President Joe Biden’s Department of Justice is warning states that they should expect to face extra “scrutiny” if they revert back to “racially discriminatory” pre-pandemic voting procedures, a department official said on Wednesday, referencing a recent lawsuit filed by the DOJ against the state of Georgia.
During a press call attended by American Military News, the department official said the DOJ didn’t want to let jurisdictions think they “have a safe harbor to say ‘well, because we ran our voting system this way before the pandemic, we’re free to go back to that even if going back to that has a racially discriminatory impact. Or even if going back to that is in part motivated by racial reasons.’”
According to the DOJ’s Guidance Concerning Federal Statutes Affecting Methods of Voting reviewed by American Military News, the department’s “enforcement policy does not consider a jurisdiction’s re-adoption of prior voting laws or procedures to be presumptively lawful; instead, the Department will review a jurisdiction’s changes in voting laws or procedures for compliance with all federal laws regarding elections, as the facts and circumstances warrant.”
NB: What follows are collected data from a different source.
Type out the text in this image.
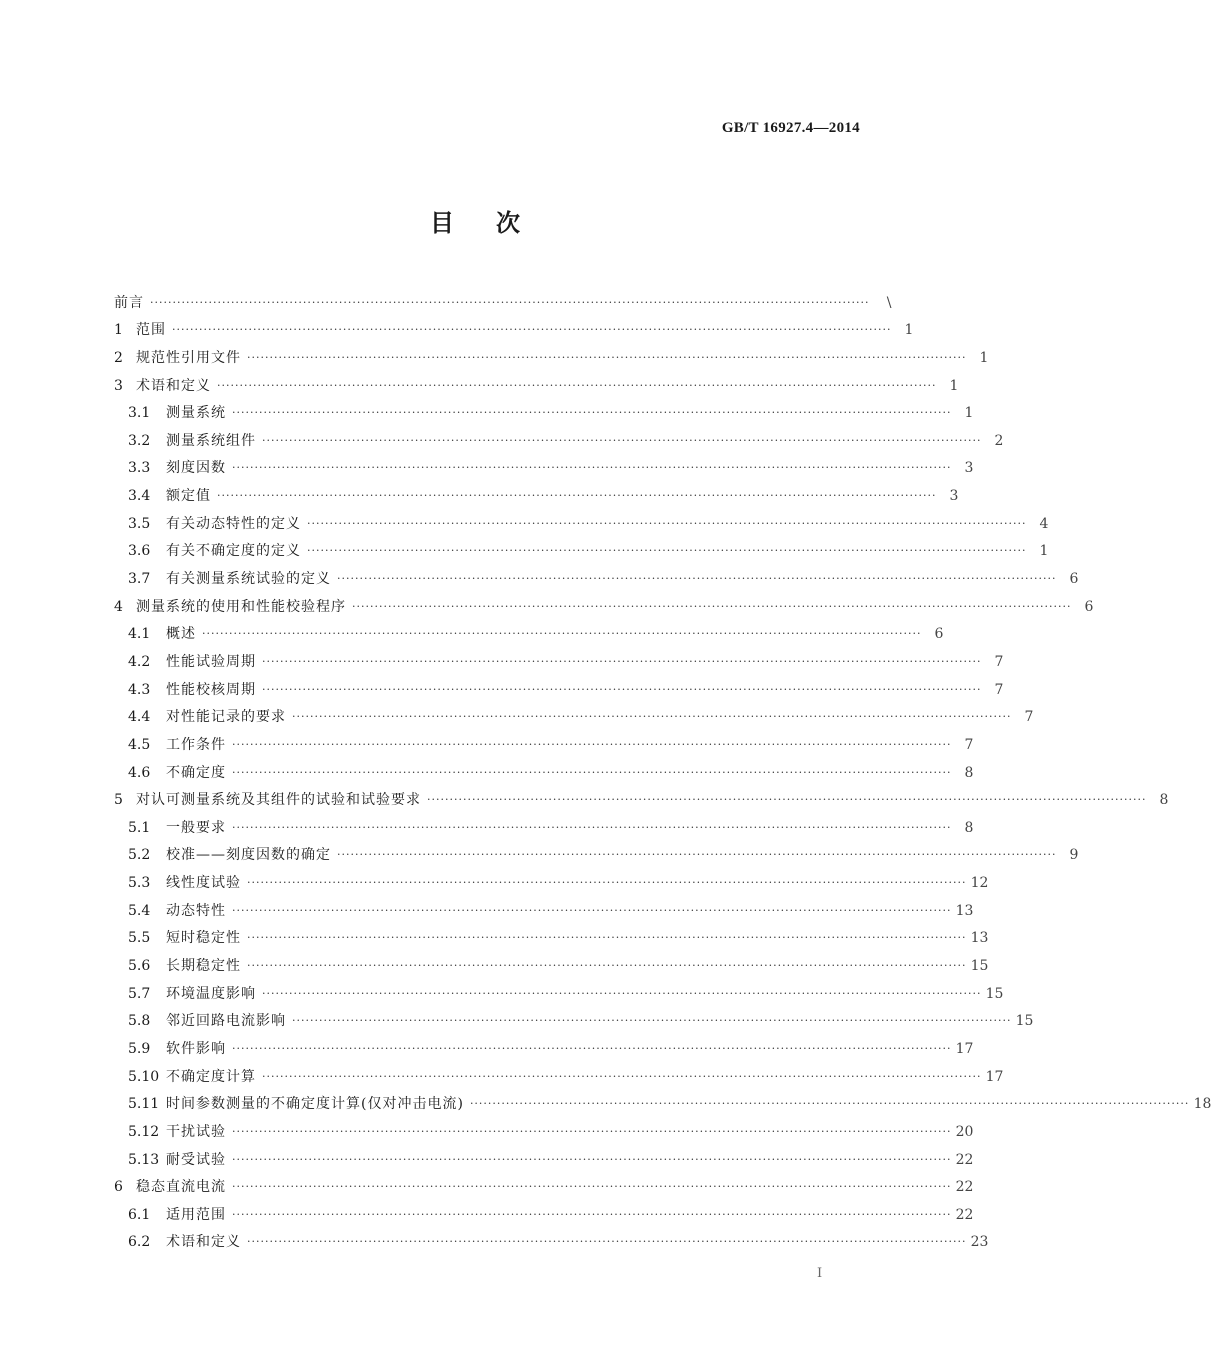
GB/T 16927.4—2014
目 次
前言 ································································································································································	\
1 范围 ································································································································································ 1
2 规范性引用文件 ································································································································································ 1
3 术语和定义 ································································································································································ 1
3.1	测量系统 ································································································································································ 1
3.2	测量系统组件 ································································································································································ 2
3.3	刻度因数 ································································································································································ 3
3.4	额定值 ································································································································································ 3
3.5	有关动态特性的定义 ································································································································································ 4
3.6	有关不确定度的定义 ································································································································································ 1
3.7	有关测量系统试验的定义 ································································································································································ 6
4 测量系统的使用和性能校验程序 ································································································································································ 6
4.1	概述 ································································································································································ 6
4.2	性能试验周期 ································································································································································ 7
4.3	性能校核周期 ································································································································································ 7
4.4	对性能记录的要求 ································································································································································ 7
4.5	工作条件 ································································································································································ 7
4.6	不确定度 ································································································································································ 8
5 对认可测量系统及其组件的试验和试验要求 ································································································································································ 8
5.1	一般要求 ································································································································································ 8
5.2	校准——刻度因数的确定 ································································································································································ 9
5.3	线性度试验 ································································································································································ 12
5.4	动态特性 ································································································································································ 13
5.5	短时稳定性 ································································································································································ 13
5.6	长期稳定性 ································································································································································ 15
5.7	环境温度影响 ································································································································································ 15
5.8	邻近回路电流影响 ································································································································································ 15
5.9	软件影响 ································································································································································ 17
5.10 不确定度计算 ································································································································································ 17
5.11 时间参数测量的不确定度计算(仅对冲击电流) ································································································································································ 18
5.12 干扰试验 ································································································································································ 20
5.13 耐受试验 ································································································································································ 22
6 稳态直流电流 ································································································································································ 22
6.1	适用范围 ································································································································································ 22
6.2	术语和定义 ································································································································································ 23
I
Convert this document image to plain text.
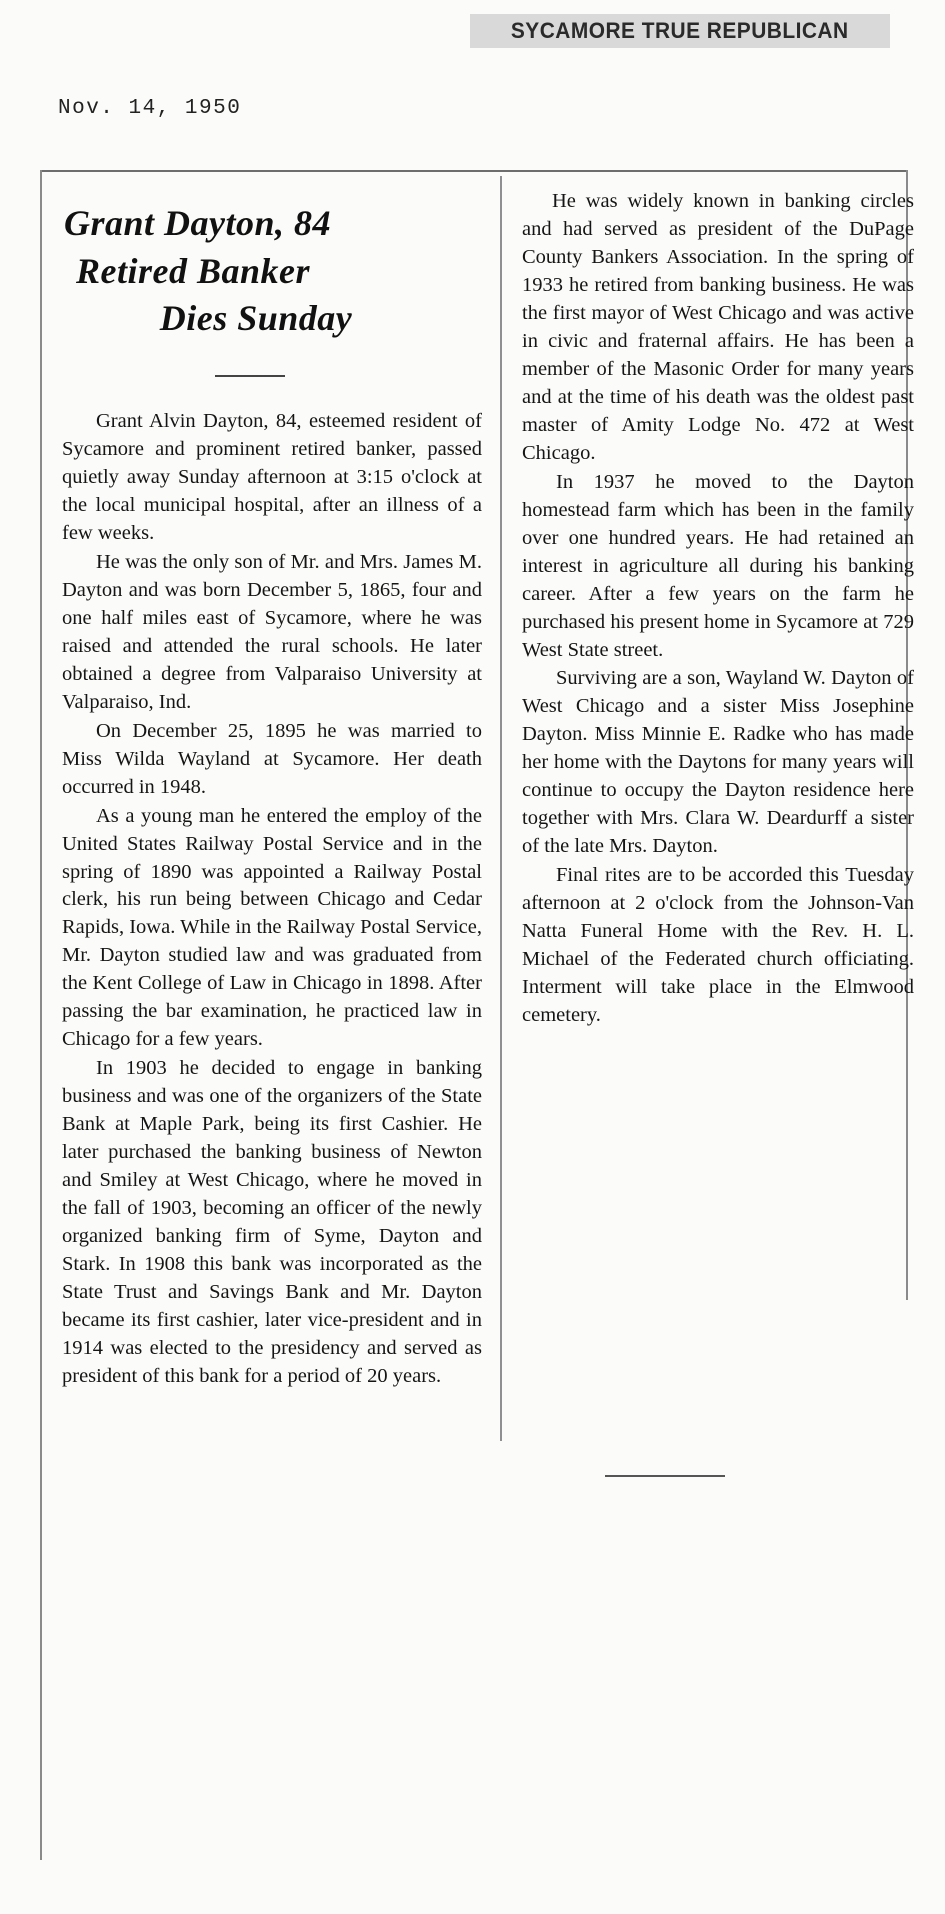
SYCAMORE TRUE REPUBLICAN
Nov. 14, 1950
Grant Dayton, 84
Retired Banker
Dies Sunday

Grant Alvin Dayton, 84, esteemed resident of Sycamore and prominent retired banker, passed quietly away Sunday afternoon at 3:15 o'clock at the local municipal hospital, after an illness of a few weeks.

He was the only son of Mr. and Mrs. James M. Dayton and was born December 5, 1865, four and one half miles east of Sycamore, where he was raised and attended the rural schools. He later obtained a degree from Valparaiso University at Valparaiso, Ind.

On December 25, 1895 he was married to Miss Wilda Wayland at Sycamore. Her death occurred in 1948.

As a young man he entered the employ of the United States Railway Postal Service and in the spring of 1890 was appointed a Railway Postal clerk, his run being between Chicago and Cedar Rapids, Iowa. While in the Railway Postal Service, Mr. Dayton studied law and was graduated from the Kent College of Law in Chicago in 1898. After passing the bar examination, he practiced law in Chicago for a few years.

In 1903 he decided to engage in banking business and was one of the organizers of the State Bank at Maple Park, being its first Cashier. He later purchased the banking business of Newton and Smiley at West Chicago, where he moved in the fall of 1903, becoming an officer of the newly organized banking firm of Syme, Dayton and Stark. In 1908 this bank was incorporated as the State Trust and Savings Bank and Mr. Dayton became its first cashier, later vice-president and in 1914 was elected to the presidency and served as president of this bank for a period of 20 years.

He was widely known in banking circles and had served as president of the DuPage County Bankers Association. In the spring of 1933 he retired from banking business. He was the first mayor of West Chicago and was active in civic and fraternal affairs. He has been a member of the Masonic Order for many years and at the time of his death was the oldest past master of Amity Lodge No. 472 at West Chicago.

In 1937 he moved to the Dayton homestead farm which has been in the family over one hundred years. He had retained an interest in agriculture all during his banking career. After a few years on the farm he purchased his present home in Sycamore at 729 West State street.

Surviving are a son, Wayland W. Dayton of West Chicago and a sister Miss Josephine Dayton. Miss Minnie E. Radke who has made her home with the Daytons for many years will continue to occupy the Dayton residence here together with Mrs. Clara W. Deardurff a sister of the late Mrs. Dayton.

Final rites are to be accorded this Tuesday afternoon at 2 o'clock from the Johnson-Van Natta Funeral Home with the Rev. H. L. Michael of the Federated church officiating. Interment will take place in the Elmwood cemetery.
The official went on to say the “decision to abandon some…practices, for example, to make it harder to leave votes in drop boxes and the like” violates Americans’ fundamental right to vote, highlighting the lawsuit filed against Georgia.
“So what we’re just saying to jurisdictions is you should not assume that if you abandon the practices that have made it easier for people to vote, that abandonment is not going to get scrutiny from the Department of Justice,” the official said. “And in terms of the tools we have, obviously we don’t have the strongest tools to prevent that…but we still have Section 2 of the Voting Rights Act, which [prohibits] the adoption of a practice that has the purpose of discriminating on the basis of race, or language minority status, or that has a discriminatory result.”
“One of the historical themes of the department’s work going back decades has been that there were times that jurisdictions would revert back to prior practices for bad reasons,” a second official added.
In the DOJ’s lawsuit against Georgia, the department claims several provisions in the state’s new voting law were made on the basis of racial discrimination, including banning government entities from distributing unsolicited absentee ballots, shortening the deadline to request absentee ballots to 11 days prior to Election Day, limiting the use of ballot drop boxes and that absentee voters must provide proof of identification.
The push to label Georgia’s new voting law as racist was met with criticism from many in the GOP, including former Speaker Newt Gingrich, who wrote in April, “The truth is: Georgia’s new election law has expanded opportunities to vote in that state. The law standardized the use of secure voting drop boxes (they were only allowed in emergencies under prior law). It expanded early voting (both in days and hours) – including mandatory weekend voting for people who work weekday hours (contrary to the lies President Biden has been repeating).”
“Simply put: Georgia’s new election law has made it easier to vote – but harder to cheat. That fact explains why Democrats hate it so much,” he concluded.